Mobilite ekosistemi içerisinde start-up’larla ilgili bakış açısının büsbütün değişmesi gerektiğini lisana getiren Karakaş, 27 Aralık 2019’da arabası lanse ederken sembolik olarak 3 farklı alandan 3 farklı start-up’ı tanıtarak başladıklarını anımsattı.
Zeytin çekirdeği
Bu hususa büyük ehemmiyet verdiklerini belirten Karakaş, şunları kaydetti:
“200’e yakın bizimle ilgili start-up’ı inceledik. 150’den ziyadesiyle görüştük ve 50 kadarını bizimle ilgili olarak karşılıklı kıymet yaratabileceğimiz partner olarak belirledik ve değerli bir kısmıyla görüşmelerimize başladık. Yani arabamızın mekanik aksamlarını tasarladığımız üzere mobilite ekosistemi etrafında oluşacak olan yeni iş modelleri için muhtaçlık duyduğumuz partnerlerimizi de tasarlamaya devam ediyoruz.”

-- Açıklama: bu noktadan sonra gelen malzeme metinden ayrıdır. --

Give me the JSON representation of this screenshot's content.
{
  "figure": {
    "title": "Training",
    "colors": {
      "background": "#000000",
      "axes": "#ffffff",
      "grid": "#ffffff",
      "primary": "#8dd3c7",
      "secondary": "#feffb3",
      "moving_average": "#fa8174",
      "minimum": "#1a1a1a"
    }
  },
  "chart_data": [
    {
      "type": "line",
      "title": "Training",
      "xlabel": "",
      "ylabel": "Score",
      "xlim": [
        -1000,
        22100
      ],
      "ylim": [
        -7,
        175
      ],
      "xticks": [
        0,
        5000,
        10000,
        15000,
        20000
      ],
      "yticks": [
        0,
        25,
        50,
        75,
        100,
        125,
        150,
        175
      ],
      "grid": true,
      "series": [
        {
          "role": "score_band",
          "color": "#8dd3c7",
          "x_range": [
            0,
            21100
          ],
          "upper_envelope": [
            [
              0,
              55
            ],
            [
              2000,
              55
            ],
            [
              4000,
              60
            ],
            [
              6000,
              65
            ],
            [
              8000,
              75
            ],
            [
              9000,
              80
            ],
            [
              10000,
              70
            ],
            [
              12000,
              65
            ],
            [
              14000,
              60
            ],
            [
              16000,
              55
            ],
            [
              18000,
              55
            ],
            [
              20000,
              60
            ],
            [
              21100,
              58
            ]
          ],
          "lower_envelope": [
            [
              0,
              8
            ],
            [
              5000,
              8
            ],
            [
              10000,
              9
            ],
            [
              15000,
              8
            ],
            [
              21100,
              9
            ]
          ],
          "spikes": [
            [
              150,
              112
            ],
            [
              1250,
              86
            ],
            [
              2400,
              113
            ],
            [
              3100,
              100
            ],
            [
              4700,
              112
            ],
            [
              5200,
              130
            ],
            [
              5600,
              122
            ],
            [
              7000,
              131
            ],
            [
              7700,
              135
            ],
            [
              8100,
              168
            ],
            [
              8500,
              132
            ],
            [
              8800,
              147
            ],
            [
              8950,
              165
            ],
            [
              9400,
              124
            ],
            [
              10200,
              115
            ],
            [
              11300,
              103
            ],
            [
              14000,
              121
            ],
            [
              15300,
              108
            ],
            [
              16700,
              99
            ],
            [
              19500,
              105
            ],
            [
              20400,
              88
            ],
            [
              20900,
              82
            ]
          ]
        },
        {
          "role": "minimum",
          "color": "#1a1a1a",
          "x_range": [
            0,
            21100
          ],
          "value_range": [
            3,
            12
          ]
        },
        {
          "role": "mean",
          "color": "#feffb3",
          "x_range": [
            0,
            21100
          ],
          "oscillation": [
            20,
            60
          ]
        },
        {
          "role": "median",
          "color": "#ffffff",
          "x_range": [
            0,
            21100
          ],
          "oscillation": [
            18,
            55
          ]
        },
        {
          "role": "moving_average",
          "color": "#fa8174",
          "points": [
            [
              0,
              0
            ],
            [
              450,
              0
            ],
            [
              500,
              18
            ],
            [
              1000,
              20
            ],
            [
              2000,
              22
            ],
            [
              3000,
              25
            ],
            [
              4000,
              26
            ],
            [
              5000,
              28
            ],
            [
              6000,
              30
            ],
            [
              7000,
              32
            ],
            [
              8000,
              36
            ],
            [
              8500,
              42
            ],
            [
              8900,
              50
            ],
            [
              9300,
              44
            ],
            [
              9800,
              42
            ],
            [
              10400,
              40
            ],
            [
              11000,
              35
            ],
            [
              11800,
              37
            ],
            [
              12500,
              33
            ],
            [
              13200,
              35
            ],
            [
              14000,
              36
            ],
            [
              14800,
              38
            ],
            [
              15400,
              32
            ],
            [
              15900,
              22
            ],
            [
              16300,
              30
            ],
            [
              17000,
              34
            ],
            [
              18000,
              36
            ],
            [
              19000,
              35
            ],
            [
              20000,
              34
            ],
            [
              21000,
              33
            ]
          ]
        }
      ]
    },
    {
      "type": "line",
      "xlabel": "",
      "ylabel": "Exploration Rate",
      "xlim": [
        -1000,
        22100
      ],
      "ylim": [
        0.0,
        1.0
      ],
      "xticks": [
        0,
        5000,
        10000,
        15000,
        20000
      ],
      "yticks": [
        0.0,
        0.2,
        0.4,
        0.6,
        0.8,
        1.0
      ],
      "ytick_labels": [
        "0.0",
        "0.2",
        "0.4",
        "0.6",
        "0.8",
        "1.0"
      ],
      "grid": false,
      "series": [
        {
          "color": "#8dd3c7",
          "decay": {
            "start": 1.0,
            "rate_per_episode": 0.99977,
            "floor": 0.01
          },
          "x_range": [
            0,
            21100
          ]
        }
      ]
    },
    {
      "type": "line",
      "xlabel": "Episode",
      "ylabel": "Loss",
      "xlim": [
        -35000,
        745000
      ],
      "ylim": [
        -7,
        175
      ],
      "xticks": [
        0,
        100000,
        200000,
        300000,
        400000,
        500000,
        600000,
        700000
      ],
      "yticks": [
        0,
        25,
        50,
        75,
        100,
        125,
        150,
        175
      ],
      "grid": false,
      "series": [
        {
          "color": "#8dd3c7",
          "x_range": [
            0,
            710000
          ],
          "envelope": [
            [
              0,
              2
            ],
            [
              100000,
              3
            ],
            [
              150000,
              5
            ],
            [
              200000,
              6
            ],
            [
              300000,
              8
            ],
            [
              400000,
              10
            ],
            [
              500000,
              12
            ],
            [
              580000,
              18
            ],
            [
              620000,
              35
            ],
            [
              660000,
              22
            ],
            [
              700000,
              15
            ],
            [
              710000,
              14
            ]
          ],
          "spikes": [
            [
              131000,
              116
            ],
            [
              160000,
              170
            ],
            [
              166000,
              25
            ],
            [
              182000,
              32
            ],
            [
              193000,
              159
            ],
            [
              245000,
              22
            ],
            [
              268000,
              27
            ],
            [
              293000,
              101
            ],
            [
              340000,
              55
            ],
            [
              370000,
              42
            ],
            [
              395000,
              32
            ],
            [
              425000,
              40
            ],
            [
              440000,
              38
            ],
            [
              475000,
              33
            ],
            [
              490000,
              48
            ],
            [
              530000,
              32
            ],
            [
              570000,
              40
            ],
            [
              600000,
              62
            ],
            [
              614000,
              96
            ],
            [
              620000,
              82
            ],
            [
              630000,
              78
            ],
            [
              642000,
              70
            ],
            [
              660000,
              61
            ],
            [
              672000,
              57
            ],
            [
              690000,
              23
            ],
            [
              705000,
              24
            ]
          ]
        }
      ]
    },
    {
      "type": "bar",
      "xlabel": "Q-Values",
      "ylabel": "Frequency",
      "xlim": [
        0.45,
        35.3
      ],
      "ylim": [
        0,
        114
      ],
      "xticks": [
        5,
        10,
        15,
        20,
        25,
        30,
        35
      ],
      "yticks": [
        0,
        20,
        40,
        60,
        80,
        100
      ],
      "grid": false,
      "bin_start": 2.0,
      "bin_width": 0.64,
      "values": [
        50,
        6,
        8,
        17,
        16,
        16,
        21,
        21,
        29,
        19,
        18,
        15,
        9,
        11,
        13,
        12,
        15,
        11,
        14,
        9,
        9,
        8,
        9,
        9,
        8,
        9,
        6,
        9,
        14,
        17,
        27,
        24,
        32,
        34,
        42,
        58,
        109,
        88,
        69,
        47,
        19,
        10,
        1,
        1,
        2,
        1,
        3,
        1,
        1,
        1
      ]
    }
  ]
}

Karakaş, panelin akabinde birtakım iştirakçilerin sorularını da yanıtladı. Sürdürebilir materyal konusunda bir soru üzerine Karakaş, “Avrupa’nın en pak tesisini kuruyoruz, batarya partnerimiz tekrar kullanım ve geri dönüşüm konusunda şu ana kadar tek tahlil sunabilen oyuncu. Ayrıyeten zeytin çekirdeğinin kullanımından başlayarak birçok hususta (start-up’lar dahil) çalışıyoruz” dedi.

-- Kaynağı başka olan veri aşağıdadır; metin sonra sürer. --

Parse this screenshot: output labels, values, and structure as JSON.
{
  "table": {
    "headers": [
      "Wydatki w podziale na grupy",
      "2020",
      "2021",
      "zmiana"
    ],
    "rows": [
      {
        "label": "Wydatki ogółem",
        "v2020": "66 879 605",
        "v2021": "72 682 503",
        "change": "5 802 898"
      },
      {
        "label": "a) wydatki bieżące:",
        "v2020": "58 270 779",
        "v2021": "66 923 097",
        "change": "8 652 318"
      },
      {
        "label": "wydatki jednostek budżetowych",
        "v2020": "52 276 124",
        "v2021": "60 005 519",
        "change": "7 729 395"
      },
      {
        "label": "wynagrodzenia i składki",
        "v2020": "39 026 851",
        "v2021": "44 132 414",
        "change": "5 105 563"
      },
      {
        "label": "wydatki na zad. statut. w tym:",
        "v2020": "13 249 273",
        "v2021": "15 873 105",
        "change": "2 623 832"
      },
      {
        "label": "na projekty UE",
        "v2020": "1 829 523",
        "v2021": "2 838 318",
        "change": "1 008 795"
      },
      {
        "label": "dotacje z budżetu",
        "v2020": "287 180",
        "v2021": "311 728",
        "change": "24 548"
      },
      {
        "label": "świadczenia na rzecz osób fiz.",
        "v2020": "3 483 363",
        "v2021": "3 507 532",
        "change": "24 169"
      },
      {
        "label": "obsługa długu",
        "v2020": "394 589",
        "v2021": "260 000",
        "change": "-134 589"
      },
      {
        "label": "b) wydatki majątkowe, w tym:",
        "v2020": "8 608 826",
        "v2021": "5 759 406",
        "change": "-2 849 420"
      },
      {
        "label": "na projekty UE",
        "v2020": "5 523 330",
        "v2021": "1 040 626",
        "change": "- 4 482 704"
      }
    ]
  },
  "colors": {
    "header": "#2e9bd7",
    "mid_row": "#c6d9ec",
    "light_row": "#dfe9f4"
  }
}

Karakaş, elektrikli araçlardaki bataryaların ömrünü tamamladıktan sonra ikincil ömrü konusunda planları olup olmadığı istikametindeki soruya ait ise, “Planlıyoruz, bataryalar 8 sene arabada kullandıktan sonra ikinci hayatlarında güç depolama emelli olarak kullanılacak” karşılığını verdi.